An alternative to the traditional “pedigree” style of navigating a family tree, this view focuses more on immediate families than ancestors and provides opportunities to display more information such as photos and vital events. This method has helped new users and inexperienced genealogists start entering the information they know about their family rather than worrying about how far back they can go in their tree.

Shoebox

Shoebox

As more people started moving their research from traditional desktop software to online services such as Ancestry.com, it became clear that we needed to improve the ways to organize all of the photos, stories and historical records people people were uploading. The Shoebox makes it easy to access all of your content on Ancestry wherever you are in your family tree.

Loupe

Loupe

My first iPhone app, Loupe makes it easy to create color palettes from real-world items. This was created mostly as an opportunity to learn how developing and distributing apps on the iPhone works, and also solved a problem I have as a designer. Loupe was listed as app number one on Designer Daily's 11 essential iPhone apps for designers

Visit Loupe's website

Triplogs

Triplo.gs

Currently still in development, Triplo.gs is a social site for adventurers to share their stories, photos, routes and gear lists.

Tweetletes

Tweetletes

I built this partly as an excuse to learn the Twitter API and partly because I'm fascinated with how public figures are using social tools such as Twitter to interact with their fans.
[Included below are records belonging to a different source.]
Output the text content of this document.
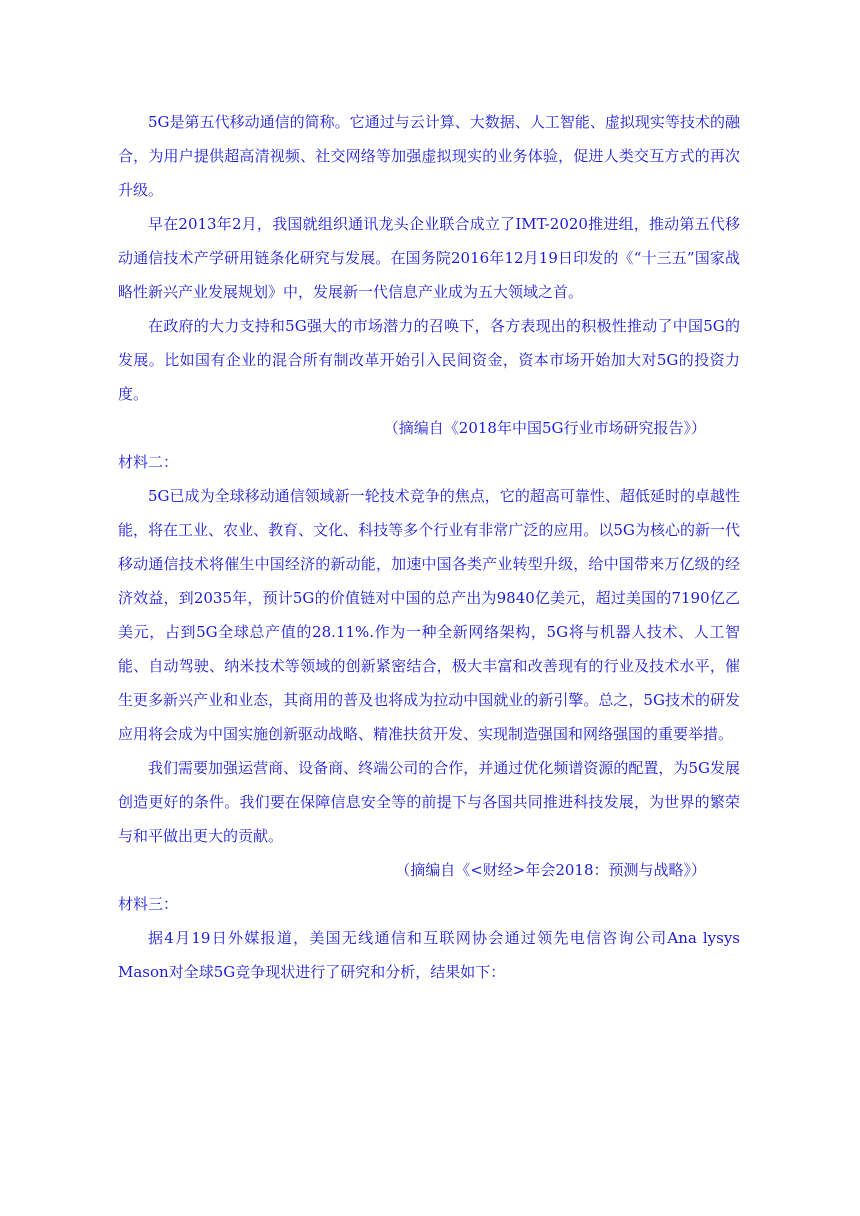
5G是第五代移动通信的简称。它通过与云计算、大数据、人工智能、虚拟现实等技术的融合，为用户提供超高清视频、社交网络等加强虚拟现实的业务体验，促进人类交互方式的再次升级。

早在2013年2月，我国就组织通讯龙头企业联合成立了IMT-2020推进组，推动第五代移动通信技术产学研用链条化研究与发展。在国务院2016年12月19日印发的《“十三五”国家战略性新兴产业发展规划》中，发展新一代信息产业成为五大领域之首。

在政府的大力支持和5G强大的市场潜力的召唤下，各方表现出的积极性推动了中国5G的发展。比如国有企业的混合所有制改革开始引入民间资金，资本市场开始加大对5G的投资力度。

（摘编自《2018年中国5G行业市场研究报告》）

材料二：

5G已成为全球移动通信领域新一轮技术竞争的焦点，它的超高可靠性、超低延时的卓越性能，将在工业、农业、教育、文化、科技等多个行业有非常广泛的应用。以5G为核心的新一代移动通信技术将催生中国经济的新动能，加速中国各类产业转型升级，给中国带来万亿级的经济效益，到2035年，预计5G的价值链对中国的总产出为9840亿美元，超过美国的7190亿乙美元，占到5G全球总产值的28.11%.作为一种全新网络架构，5G将与机器人技术、人工智能、自动驾驶、纳米技术等领域的创新紧密结合，极大丰富和改善现有的行业及技术水平，催生更多新兴产业和业态，其商用的普及也将成为拉动中国就业的新引擎。总之，5G技术的研发应用将会成为中国实施创新驱动战略、精准扶贫开发、实现制造强国和网络强国的重要举措。

我们需要加强运营商、设备商、终端公司的合作，并通过优化频谱资源的配置，为5G发展创造更好的条件。我们要在保障信息安全等的前提下与各国共同推进科技发展，为世界的繁荣与和平做出更大的贡献。

（摘编自《<财经>年会2018：预测与战略》）

材料三：

据4月19日外媒报道，美国无线通信和互联网协会通过领先电信咨询公司Ana lysys Mason对全球5G竞争现状进行了研究和分析，结果如下：
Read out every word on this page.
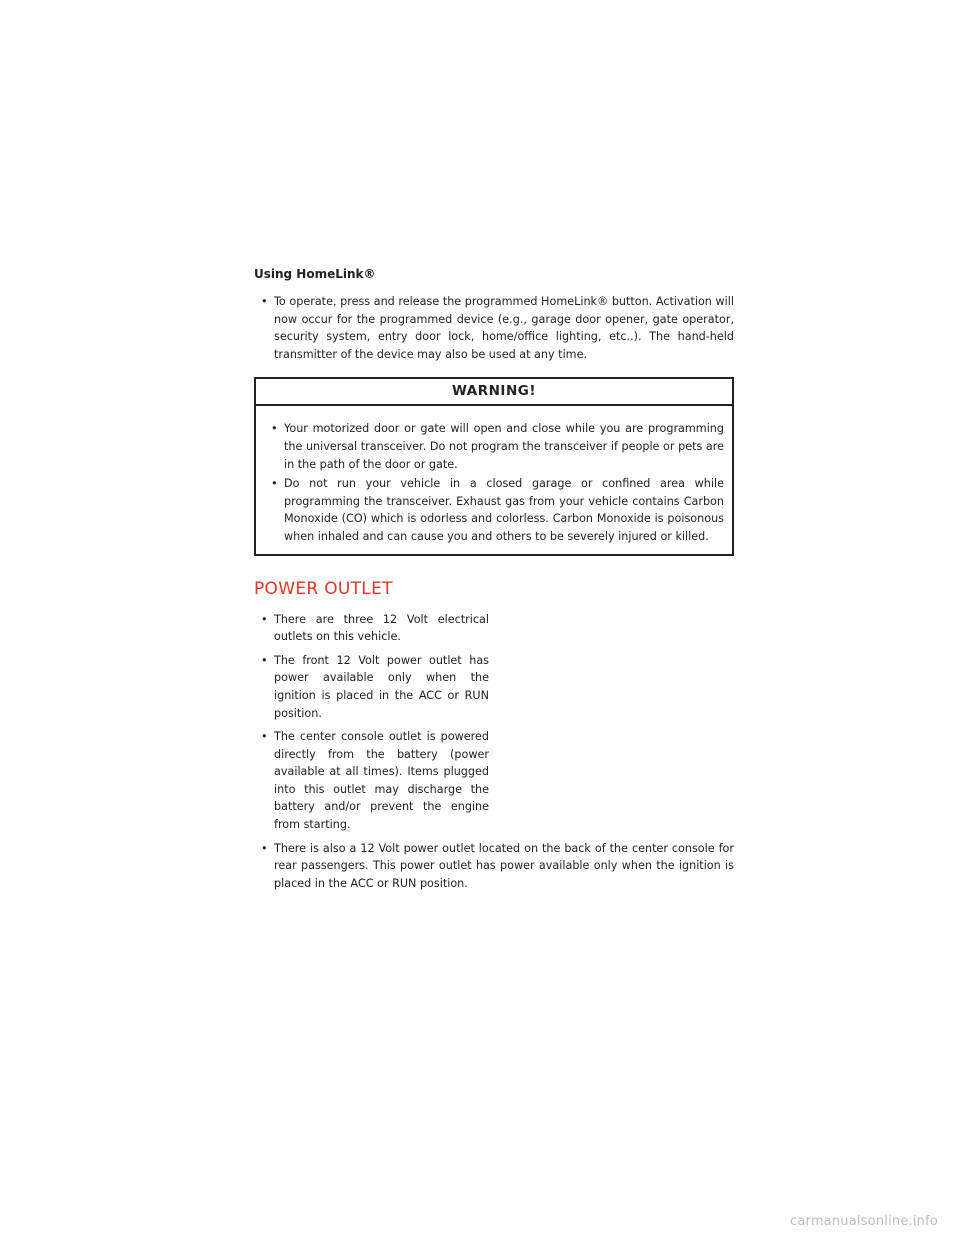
Using HomeLink®
• To operate, press and release the programmed HomeLink® button. Activation will now occur for the programmed device (e.g., garage door opener, gate operator, security system, entry door lock, home/office lighting, etc..). The hand-held transmitter of the device may also be used at any time.
WARNING!
• Your motorized door or gate will open and close while you are programming the universal transceiver. Do not program the transceiver if people or pets are in the path of the door or gate.
• Do not run your vehicle in a closed garage or confined area while programming the transceiver. Exhaust gas from your vehicle contains Carbon Monoxide (CO) which is odorless and colorless. Carbon Monoxide is poisonous when inhaled and can cause you and others to be severely injured or killed.
POWER OUTLET
• There are three 12 Volt electrical outlets on this vehicle.
• The front 12 Volt power outlet has power available only when the ignition is placed in the ACC or RUN position.
• The center console outlet is powered directly from the battery (power available at all times). Items plugged into this outlet may discharge the battery and/or prevent the engine from starting.
• There is also a 12 Volt power outlet located on the back of the center console for rear passengers. This power outlet has power available only when the ignition is placed in the ACC or RUN position.
carmanualsonline.info
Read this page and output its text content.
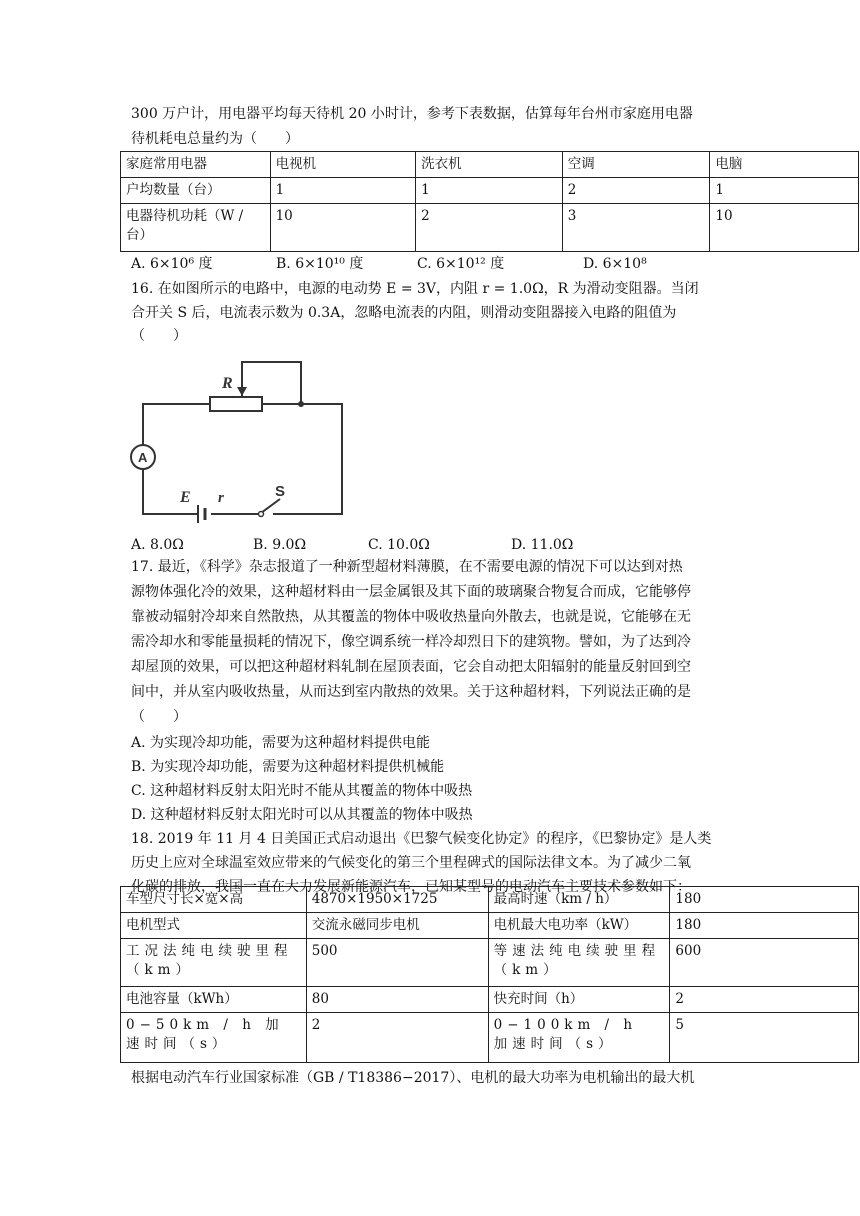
300 万户计，用电器平均每天待机 20 小时计，参考下表数据，估算每年台州市家庭用电器
待机耗电总量约为（　　）
家庭常用电器	电视机	洗衣机	空调	电脑
户均数量（台）	1	1	2	1
电器待机功耗（W / 台）	10	2	3	10
A. 6×10⁶ 度	B. 6×10¹⁰ 度	C. 6×10¹² 度	D. 6×10⁸
16. 在如图所示的电路中，电源的电动势 E = 3V，内阻 r = 1.0Ω，R 为滑动变阻器。当闭
合开关 S 后，电流表示数为 0.3A，忽略电流表的内阻，则滑动变阻器接入电路的阻值为
（　　）
R
A
E r	S
A. 8.0Ω	B. 9.0Ω	C. 10.0Ω	D. 11.0Ω
17. 最近，《科学》杂志报道了一种新型超材料薄膜，在不需要电源的情况下可以达到对热
源物体强化冷的效果，这种超材料由一层金属银及其下面的玻璃聚合物复合而成，它能够停
靠被动辐射冷却来自然散热，从其覆盖的物体中吸收热量向外散去，也就是说，它能够在无
需冷却水和零能量损耗的情况下，像空调系统一样冷却烈日下的建筑物。譬如，为了达到冷
却屋顶的效果，可以把这种超材料轧制在屋顶表面，它会自动把太阳辐射的能量反射回到空
间中，并从室内吸收热量，从而达到室内散热的效果。关于这种超材料，下列说法正确的是
（　　）
A. 为实现冷却功能，需要为这种超材料提供电能
B. 为实现冷却功能，需要为这种超材料提供机械能
C. 这种超材料反射太阳光时不能从其覆盖的物体中吸热
D. 这种超材料反射太阳光时可以从其覆盖的物体中吸热
18. 2019 年 11 月 4 日美国正式启动退出《巴黎气候变化协定》的程序，《巴黎协定》是人类
历史上应对全球温室效应带来的气候变化的第三个里程碑式的国际法律文本。为了减少二氧
化碳的排放，我国一直在大力发展新能源汽车，已知某型号的电动汽车主要技术参数如下：
车型尺寸长×宽×高	4870×1950×1725	最高时速（km / h）	180
电机型式	交流永磁同步电机	电机最大电功率（kW）	180
工况法纯电续驶里程（km）	500	等速法纯电续驶里程（km）	600
电池容量（kWh）	80	快充时间（h）	2
0−50km / h 加速时间（s）	2	0−100km / h 加速时间（s）	5
根据电动汽车行业国家标准（GB / T18386−2017）、电机的最大功率为电机输出的最大机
While it started off as just a sandbox experiment, Tweetletes now tracks over 1,000 professional athletes on Twitter and has been so successful that the development needs have outpaced my PHP abilities.

Visit Tweetletes

Websort

WebSort marketing site

Card sorting is a very powerful Information Architecture tool, and WebSort is the best way to do a card sorting study on the internet. I designed this site to serve as a marketing and educational tool for LimeChile's excellent web app.